Борис спустился с крыльца, запрокинул голову и увидел прямо над собой слабо мерцающую россыпь Млечного Пути, которая не имела ни начала, ни конца. Он закрыл глаза и почувствовал, что как бы перестает существовать и сам становится невесомой частичкой этой тишины, плывущей в вечность.
— Пан Борис не замерзнет? — услышал он.
Голос прозвучал совсем близко, и это был голос Анны, и опять Борис ощутил в нем теплоту, будто она коснулась его теплой рукой. И теперь рядом была Анна, живая Анна, а не призрак. И она хотела увести его в дом, потому что было морозно, а он стоял с непокрытой головой. Борис повернулся — лицо ее оказалось так близко, что он почувствовал ее дыхание, а потом плечи под своей рукой и всю ее, приникшую к нему.

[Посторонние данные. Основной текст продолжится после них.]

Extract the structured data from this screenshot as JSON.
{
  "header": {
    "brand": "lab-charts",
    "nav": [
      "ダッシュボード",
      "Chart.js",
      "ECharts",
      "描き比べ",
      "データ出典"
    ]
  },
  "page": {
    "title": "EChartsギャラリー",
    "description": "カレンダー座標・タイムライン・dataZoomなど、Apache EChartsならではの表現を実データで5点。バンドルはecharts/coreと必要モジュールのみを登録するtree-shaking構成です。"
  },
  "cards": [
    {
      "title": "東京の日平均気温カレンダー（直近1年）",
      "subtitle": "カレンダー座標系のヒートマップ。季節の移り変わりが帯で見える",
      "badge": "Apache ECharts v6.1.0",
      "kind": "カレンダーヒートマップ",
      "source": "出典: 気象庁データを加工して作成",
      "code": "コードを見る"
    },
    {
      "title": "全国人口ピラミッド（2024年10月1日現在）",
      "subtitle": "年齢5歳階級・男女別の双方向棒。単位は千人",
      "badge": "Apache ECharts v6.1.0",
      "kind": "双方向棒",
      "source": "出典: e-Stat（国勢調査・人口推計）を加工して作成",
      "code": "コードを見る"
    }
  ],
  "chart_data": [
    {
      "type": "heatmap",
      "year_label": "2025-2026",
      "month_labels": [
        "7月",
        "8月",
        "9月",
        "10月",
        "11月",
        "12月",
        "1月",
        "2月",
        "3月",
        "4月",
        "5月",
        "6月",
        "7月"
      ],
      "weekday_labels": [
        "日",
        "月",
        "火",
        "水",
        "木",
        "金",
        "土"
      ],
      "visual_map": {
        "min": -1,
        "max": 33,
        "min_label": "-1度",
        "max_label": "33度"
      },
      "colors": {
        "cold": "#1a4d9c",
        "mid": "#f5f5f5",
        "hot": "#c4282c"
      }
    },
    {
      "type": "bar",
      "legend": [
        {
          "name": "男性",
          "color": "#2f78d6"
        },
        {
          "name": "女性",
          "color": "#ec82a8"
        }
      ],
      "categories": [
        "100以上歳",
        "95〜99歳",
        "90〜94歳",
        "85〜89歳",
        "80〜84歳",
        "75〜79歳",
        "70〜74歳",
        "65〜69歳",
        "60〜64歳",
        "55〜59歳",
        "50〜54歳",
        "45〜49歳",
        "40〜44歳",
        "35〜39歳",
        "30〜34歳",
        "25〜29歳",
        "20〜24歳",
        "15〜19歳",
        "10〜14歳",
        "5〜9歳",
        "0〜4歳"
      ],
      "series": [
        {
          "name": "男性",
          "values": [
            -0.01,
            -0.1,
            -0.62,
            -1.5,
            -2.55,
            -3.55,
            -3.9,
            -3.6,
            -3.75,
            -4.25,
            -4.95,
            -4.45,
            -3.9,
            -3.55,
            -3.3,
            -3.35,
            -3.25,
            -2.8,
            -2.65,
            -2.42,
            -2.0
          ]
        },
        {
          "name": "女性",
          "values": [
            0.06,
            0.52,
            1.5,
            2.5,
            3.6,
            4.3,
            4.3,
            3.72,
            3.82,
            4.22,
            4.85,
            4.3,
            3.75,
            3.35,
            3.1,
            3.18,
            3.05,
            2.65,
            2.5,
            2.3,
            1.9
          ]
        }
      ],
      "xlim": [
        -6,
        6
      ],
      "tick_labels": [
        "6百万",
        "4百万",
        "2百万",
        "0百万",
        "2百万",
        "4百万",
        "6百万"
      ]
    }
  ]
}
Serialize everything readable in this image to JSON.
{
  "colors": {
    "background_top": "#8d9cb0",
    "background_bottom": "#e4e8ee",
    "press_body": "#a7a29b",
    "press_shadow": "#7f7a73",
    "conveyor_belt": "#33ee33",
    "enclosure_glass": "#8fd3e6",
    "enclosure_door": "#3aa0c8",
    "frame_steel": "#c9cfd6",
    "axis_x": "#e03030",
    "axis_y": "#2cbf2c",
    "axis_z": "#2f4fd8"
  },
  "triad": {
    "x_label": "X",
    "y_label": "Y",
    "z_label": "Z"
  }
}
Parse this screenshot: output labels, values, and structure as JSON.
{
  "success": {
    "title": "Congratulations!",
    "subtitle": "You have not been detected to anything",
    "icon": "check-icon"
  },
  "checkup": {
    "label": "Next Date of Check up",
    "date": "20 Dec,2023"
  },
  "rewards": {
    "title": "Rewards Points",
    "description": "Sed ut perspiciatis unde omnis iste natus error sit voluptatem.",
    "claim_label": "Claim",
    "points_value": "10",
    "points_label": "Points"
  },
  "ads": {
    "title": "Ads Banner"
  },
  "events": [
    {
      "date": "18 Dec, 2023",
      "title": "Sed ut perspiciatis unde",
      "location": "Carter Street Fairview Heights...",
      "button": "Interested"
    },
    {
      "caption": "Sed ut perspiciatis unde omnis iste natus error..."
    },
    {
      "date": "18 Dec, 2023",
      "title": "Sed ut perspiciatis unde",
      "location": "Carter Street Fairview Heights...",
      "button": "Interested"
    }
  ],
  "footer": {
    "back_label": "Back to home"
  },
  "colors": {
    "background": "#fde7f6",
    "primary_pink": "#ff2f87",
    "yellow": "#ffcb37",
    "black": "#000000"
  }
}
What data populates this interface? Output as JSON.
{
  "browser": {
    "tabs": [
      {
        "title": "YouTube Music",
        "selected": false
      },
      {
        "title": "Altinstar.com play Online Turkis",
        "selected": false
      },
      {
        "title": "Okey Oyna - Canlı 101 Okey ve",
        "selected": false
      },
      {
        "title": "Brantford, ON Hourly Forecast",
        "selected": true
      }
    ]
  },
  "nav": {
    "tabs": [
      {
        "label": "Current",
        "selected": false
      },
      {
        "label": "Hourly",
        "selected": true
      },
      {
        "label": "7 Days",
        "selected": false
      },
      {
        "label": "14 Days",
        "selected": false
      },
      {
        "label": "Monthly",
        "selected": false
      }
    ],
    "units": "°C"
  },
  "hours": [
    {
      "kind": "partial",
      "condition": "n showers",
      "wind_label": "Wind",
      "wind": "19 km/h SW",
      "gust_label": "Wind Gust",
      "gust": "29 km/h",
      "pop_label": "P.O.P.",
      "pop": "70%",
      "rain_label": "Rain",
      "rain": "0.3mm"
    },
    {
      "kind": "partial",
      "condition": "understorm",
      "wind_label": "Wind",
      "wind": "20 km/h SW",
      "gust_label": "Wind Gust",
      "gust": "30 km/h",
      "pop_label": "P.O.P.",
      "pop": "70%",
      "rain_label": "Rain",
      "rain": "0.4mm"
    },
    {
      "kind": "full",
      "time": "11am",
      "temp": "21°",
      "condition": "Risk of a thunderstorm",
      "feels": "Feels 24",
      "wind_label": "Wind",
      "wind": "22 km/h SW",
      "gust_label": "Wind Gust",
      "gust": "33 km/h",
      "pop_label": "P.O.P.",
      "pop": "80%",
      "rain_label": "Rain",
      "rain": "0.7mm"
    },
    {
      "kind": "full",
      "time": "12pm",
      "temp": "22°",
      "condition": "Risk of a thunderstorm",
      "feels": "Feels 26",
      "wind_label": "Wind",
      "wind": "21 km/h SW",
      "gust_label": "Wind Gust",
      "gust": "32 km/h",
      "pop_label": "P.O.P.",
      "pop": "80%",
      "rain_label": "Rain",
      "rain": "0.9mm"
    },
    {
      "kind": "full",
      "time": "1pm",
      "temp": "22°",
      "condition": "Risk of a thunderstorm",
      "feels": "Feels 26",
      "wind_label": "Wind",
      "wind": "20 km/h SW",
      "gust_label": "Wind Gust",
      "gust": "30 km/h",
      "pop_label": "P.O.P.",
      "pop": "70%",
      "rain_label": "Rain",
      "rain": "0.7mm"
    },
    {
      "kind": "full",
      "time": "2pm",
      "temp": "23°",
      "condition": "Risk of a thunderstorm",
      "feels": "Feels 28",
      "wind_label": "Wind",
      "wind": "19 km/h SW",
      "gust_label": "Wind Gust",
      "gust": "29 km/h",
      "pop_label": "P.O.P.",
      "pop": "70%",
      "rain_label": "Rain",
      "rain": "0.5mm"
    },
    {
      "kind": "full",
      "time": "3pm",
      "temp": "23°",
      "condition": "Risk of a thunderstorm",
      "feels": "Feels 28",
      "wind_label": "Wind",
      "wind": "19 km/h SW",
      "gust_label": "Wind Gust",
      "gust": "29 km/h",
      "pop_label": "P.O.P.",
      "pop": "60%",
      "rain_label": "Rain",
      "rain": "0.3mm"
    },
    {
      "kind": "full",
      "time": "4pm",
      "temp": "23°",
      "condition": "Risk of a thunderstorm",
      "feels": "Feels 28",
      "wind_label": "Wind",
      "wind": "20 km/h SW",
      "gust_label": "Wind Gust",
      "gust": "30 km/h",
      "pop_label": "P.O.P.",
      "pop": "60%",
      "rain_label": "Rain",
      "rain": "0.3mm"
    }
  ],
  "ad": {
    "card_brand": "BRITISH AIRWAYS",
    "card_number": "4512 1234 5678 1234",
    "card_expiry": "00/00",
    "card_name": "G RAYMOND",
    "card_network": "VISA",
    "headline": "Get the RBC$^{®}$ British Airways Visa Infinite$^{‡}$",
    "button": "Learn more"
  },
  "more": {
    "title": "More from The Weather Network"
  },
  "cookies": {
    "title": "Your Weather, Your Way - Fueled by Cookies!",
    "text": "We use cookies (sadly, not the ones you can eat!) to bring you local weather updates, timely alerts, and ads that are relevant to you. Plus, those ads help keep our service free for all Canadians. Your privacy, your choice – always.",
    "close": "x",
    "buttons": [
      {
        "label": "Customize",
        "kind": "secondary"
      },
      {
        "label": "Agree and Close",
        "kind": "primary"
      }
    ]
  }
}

— Чудно… У тебя была своя жизнь, совсем другая. Неизвестная мне. Если бы не война…
— Все равно бы ты нашел меня. Боже, благодарю тебя… Все снесу, все, только бы ты был со мной. У тебя сильные руки. Я знаю, ты все сберег для меня. Не бойся ничего, я вся твоя.
— Я тебя не отдам. Никому… Никогда…
— Не надо об этом. Сейчас не надо…
…Она уснула, приникнув лицом к его груди. Он лежал на спине, закинув руку за голову, и земля, тихо покачиваясь, куда-то плыла вместе с ним. Легкий ветер обвевал его, и облака таяли и опять возникали над ним так низко, что можно было дотянуться до них, стоило только поднять руку. Но ему не хотелось двигаться. Тело стало легким, таким легким, почти невесомым, что волны несли его, едва прикасаясь к нему. Они тихо поднимали его все выше, пока дрожащее бледное облако не надвинулось на лицо. Он открыл глаза и не сразу понял, что оказался в полосе лунного света.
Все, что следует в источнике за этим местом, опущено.